The initial design used a three-litre engine developing 115 PS; a 2.5-litre version with the same power was planned to be produced as well.

The chassis is cross-platform and supports the front wheel independent, transverse arms swinging, resilient rubber and hydraulic shock absorbers, while at the rear, independent suspension with hydraulic shock absorbers and longitudinal and transverse elements with elastic rubber. The brakes are four-wheel hydraulic drums. Hydraulic jacks activated from the dashboard were in all four wheel wells.

==Unveiling and failure==
Official presentation of the 1947–1948 Isotta Fraschini Tipo 8C Monterosa took place in October 1947 at the Paris Motor Show in the Grand Palais. The "Monterosa" represented the swan song of the prestigious Milanese brand and did not reach the production stage.
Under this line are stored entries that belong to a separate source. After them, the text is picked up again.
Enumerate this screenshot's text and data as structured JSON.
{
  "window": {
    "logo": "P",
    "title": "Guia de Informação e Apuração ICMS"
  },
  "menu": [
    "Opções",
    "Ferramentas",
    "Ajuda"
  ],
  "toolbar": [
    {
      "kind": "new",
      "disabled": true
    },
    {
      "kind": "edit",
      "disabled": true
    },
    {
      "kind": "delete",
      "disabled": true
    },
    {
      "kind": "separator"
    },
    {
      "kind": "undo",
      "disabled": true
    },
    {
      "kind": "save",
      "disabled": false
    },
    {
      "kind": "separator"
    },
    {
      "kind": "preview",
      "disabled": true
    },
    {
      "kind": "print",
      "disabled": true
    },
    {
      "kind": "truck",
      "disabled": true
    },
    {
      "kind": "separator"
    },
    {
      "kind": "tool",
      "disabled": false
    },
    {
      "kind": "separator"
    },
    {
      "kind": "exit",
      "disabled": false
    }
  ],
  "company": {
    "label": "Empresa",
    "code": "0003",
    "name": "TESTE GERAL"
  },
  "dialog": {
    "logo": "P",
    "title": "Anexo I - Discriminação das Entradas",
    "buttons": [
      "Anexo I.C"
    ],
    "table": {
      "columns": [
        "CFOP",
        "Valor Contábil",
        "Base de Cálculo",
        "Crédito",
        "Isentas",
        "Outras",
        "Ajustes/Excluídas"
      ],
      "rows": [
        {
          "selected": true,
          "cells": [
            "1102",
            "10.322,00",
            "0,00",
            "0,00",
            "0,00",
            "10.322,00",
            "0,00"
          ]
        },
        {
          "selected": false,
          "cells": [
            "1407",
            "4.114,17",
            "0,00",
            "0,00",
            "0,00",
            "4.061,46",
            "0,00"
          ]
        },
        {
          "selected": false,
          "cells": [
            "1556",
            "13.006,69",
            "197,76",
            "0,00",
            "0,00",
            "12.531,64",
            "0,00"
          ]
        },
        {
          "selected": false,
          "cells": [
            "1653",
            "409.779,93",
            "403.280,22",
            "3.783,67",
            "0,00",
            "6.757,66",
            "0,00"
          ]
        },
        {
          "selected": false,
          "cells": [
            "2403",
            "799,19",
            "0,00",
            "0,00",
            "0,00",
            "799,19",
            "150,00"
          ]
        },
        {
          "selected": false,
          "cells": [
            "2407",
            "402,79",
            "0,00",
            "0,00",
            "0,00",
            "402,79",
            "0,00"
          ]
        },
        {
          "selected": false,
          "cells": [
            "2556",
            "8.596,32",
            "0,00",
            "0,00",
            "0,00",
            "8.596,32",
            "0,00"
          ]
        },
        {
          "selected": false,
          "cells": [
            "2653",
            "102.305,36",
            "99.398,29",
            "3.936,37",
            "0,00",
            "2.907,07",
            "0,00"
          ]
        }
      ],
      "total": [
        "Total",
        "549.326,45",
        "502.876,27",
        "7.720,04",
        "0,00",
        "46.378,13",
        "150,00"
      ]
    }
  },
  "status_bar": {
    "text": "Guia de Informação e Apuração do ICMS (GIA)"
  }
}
The chassis pre-built series were set up for a 4-door sedan by Zagato, a two-door sedan by Touring and convertibles by Boneschi. All versions had six seats. This attempt to resurrect a model of automotive superiority was a complete failure. Only repeated restructuring of Isotta Fraschini's holding company made it possible to maintain its Italian plants and preserve a pair of prototypes to this day (one black coupe with a sunroof, and one two-tone white and dark-blue convertible).